Nos casos de empresas fechadas por força da crise do coronavírus, especialmente aquelas impedidas de desenvolver suas atividades por ordem do próprio Estado, não vemos a menor possibilidade de se aplicar o referido dispositivo legal para o fim de responsabilizar os sócios, pois, à toda evidência, não há como atribuir culpa a eles pelo evento extraordinário e imprevisível que provocou o encerramento de suas empresas.

Sobre a aplicação da Súmula 435 do STJ, é necessário fazer uma diferenciação entre a situação dos sócios das empresas vítimas da pandemia do coronavírus e a dos sócios das empresas que tiveram seus casos analisados pelo STJ. Como estamos diante de uma situação sem precedentes, diferente de tudo o que o STJ analisou para formar o entendimento consolidado na Súmula 435, espera-se que os Tribunais analisem os casos dos sócios prejudicados pelo coronavírus sob um novo ponto de vista, e que concluam que os sócios não podem ser responsabilizados.

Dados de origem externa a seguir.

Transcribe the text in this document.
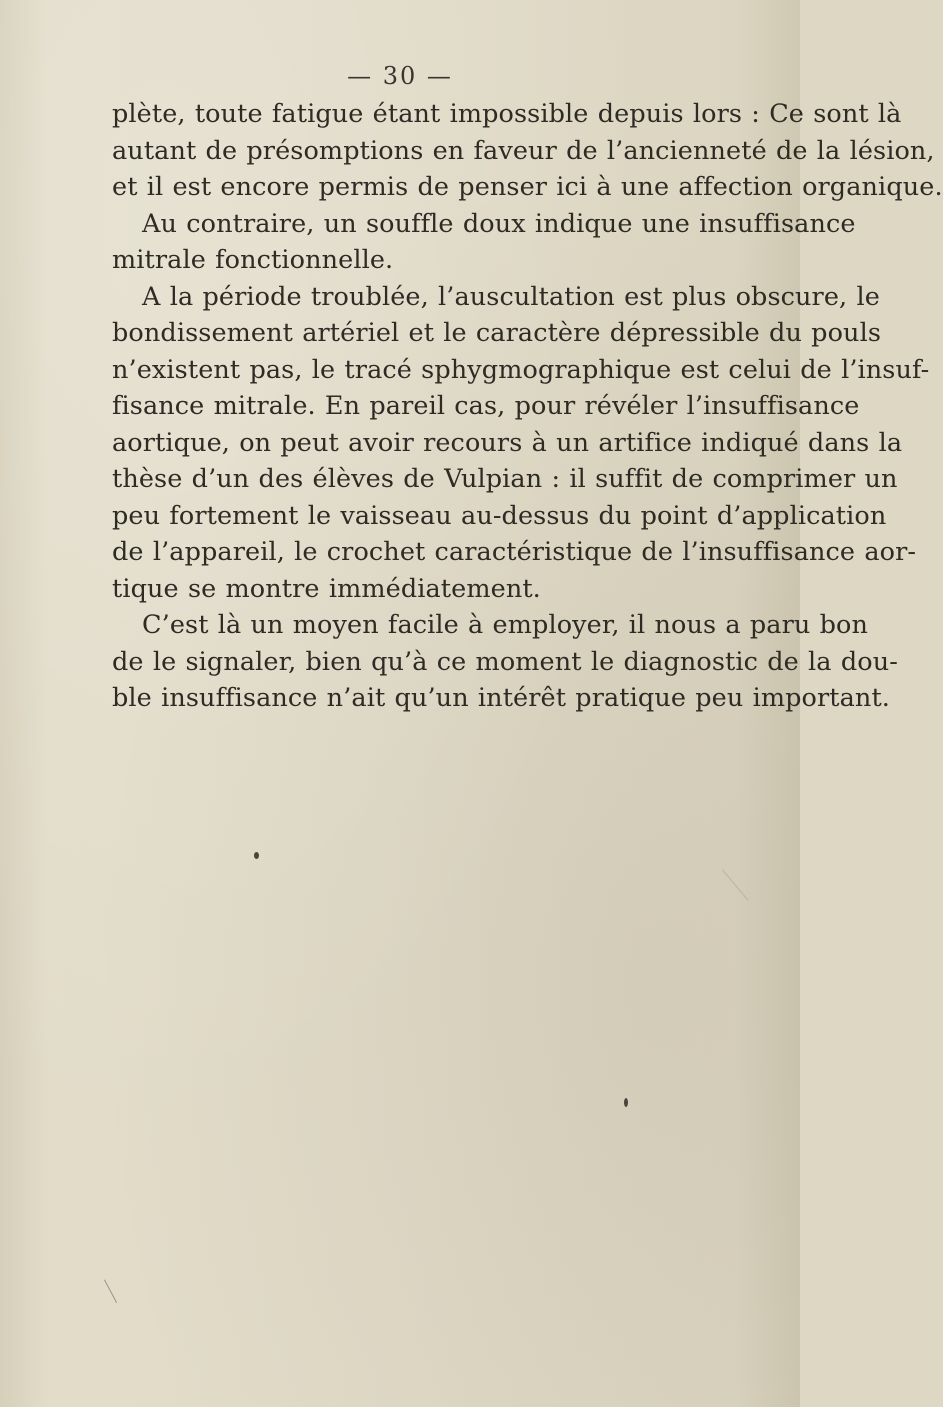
— 30 —
plète, toute fatigue étant impossible depuis lors : Ce sont là
autant de présomptions en faveur de l’ancienneté de la lésion,
et il est encore permis de penser ici à une affection organique.
Au contraire, un souffle doux indique une insuffisance
mitrale fonctionnelle.
A la période troublée, l’auscultation est plus obscure, le
bondissement artériel et le caractère dépressible du pouls
n’existent pas, le tracé sphygmographique est celui de l’insuf-
fisance mitrale. En pareil cas, pour révéler l’insuffisance
aortique, on peut avoir recours à un artifice indiqué dans la
thèse d’un des élèves de Vulpian : il suffit de comprimer un
peu fortement le vaisseau au-dessus du point d’application
de l’appareil, le crochet caractéristique de l’insuffisance aor-
tique se montre immédiatement.
C’est là un moyen facile à employer, il nous a paru bon
de le signaler, bien qu’à ce moment le diagnostic de la dou-
ble insuffisance n’ait qu’un intérêt pratique peu important.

A defesa dos sócios contra uma possível tentativa do fisco de responsabilizá-los também deve ter como base o disposto no artigo 393 do Código Civil, que prevê “o devedor não responde pelos prejuízos resultantes de caso fortuito ou força maior, se expressamente não se houver por eles responsabilizado.” A atual crise causada pela pandemia do coronavírus configura, sem a menor dúvida, hipótese de força maior, a justificar a impossibilidade de as empresas por ela afetadas continuarem com suas atividades e honrarem suas obrigações tributárias.

Enfim, há diversos argumentos para afastar a responsabilidade dos sócios pelas dívidas que forem deixadas por suas empresas em meio ao cenário de caos que estamos vivendo. Esperamos que o judiciário entenda da mesma forma, pois seria absolutamente injusto, diante de tudo que estamos passando, ver empresários perdendo seus patrimônios por conta de um evento sobre o qual não tiveram a menor culpa.